My idea was to coil RV pipe in a 300 gallon water tank, suck the heat out of the GH, through the pipes to heat the water and blow out cool air for summer and hot air for winter, if my idea worked and i still needed extra heat for winter i could drop a water tank heater into the water through a pvc pipe to add extra heat. Water ( from what ive read) holds heat better than anything else. The problem is, if it doesnt work, thats a very big hole to redig!
Hi,
Running it off electricity is definitely not cost effective, I guess this is ultimately down to the value you and others place on your crop.

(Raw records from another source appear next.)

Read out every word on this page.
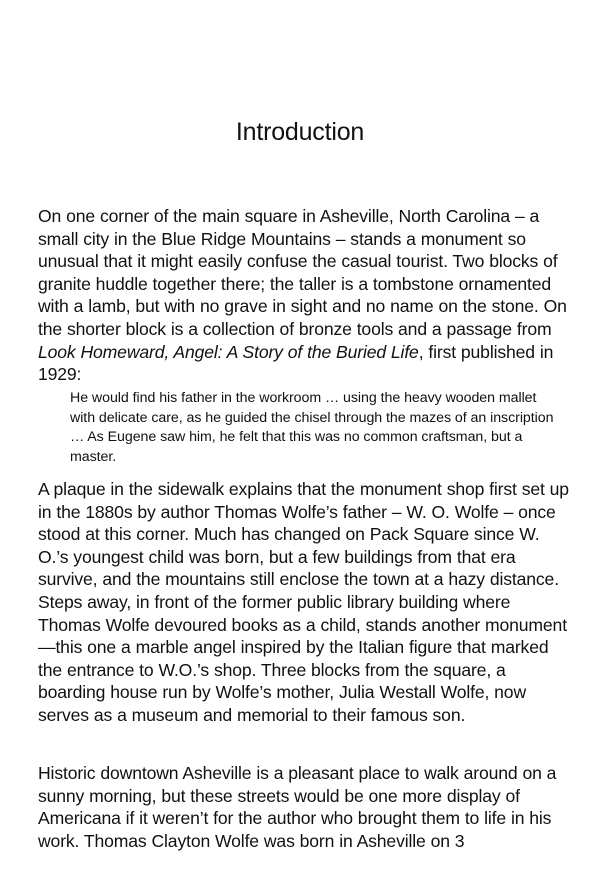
Introduction

On one corner of the main square in Asheville, North Carolina – a small city in the Blue Ridge Mountains – stands a monument so unusual that it might easily confuse the casual tourist. Two blocks of granite huddle together there; the taller is a tombstone ornamented with a lamb, but with no grave in sight and no name on the stone. On the shorter block is a collection of bronze tools and a passage from Look Homeward, Angel: A Story of the Buried Life, first published in 1929:

He would find his father in the workroom … using the heavy wooden mallet with delicate care, as he guided the chisel through the mazes of an inscription … As Eugene saw him, he felt that this was no common craftsman, but a master.

A plaque in the sidewalk explains that the monument shop first set up in the 1880s by author Thomas Wolfe’s father – W. O. Wolfe – once stood at this corner. Much has changed on Pack Square since W. O.’s youngest child was born, but a few buildings from that era survive, and the mountains still enclose the town at a hazy distance. Steps away, in front of the former public library building where Thomas Wolfe devoured books as a child, stands another monument—this one a marble angel inspired by the Italian figure that marked the entrance to W.O.’s shop. Three blocks from the square, a boarding house run by Wolfe’s mother, Julia Westall Wolfe, now serves as a museum and memorial to their famous son.

Historic downtown Asheville is a pleasant place to walk around on a sunny morning, but these streets would be one more display of Americana if it weren’t for the author who brought them to life in his work. Thomas Clayton Wolfe was born in Asheville on 3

As you say anything that absorbs heat and is of sufficient density to provide a good thermal mass will work.
A very basic water heat storage system to test would be to simply place a dark coloured water tank inside the greenhouse (sunniest spot), this would then act as a thermal mass and requires no digging. This might be a simple way to test the effects of the system, but you need to have some baseline measurements to test the systems effectiveness, as it may provide heat for a few hours after sunset when you need it most a few hours before sunrise. A more complex system could be to use some type of absorber plate/s around the water tank which thermosiphon water during the day and are shutoff at night, the tank could then be insulated on the sides which face the greenhouse external panels and the sides which face into the greenhouse can remain uninsulated allowing infrared radiation to more easily radiate out.
Water is a good option and something I want to explore, I currently don’t have a garden but wanted to dismantle an old refrigerator and up-cycle the heat exchanger to flow water through. This will need a basic control system so the heat can be used at the most advantageous times and cooling would simply be the reverse.
Ultimately these systems rely on solar energy so depending on your latitude will have a reduced effect in winter months the nearer you are to the poles. For cooling in summer the best system for a greenhouse is to use the small hydraulic window openers in combination with some sort of shade system.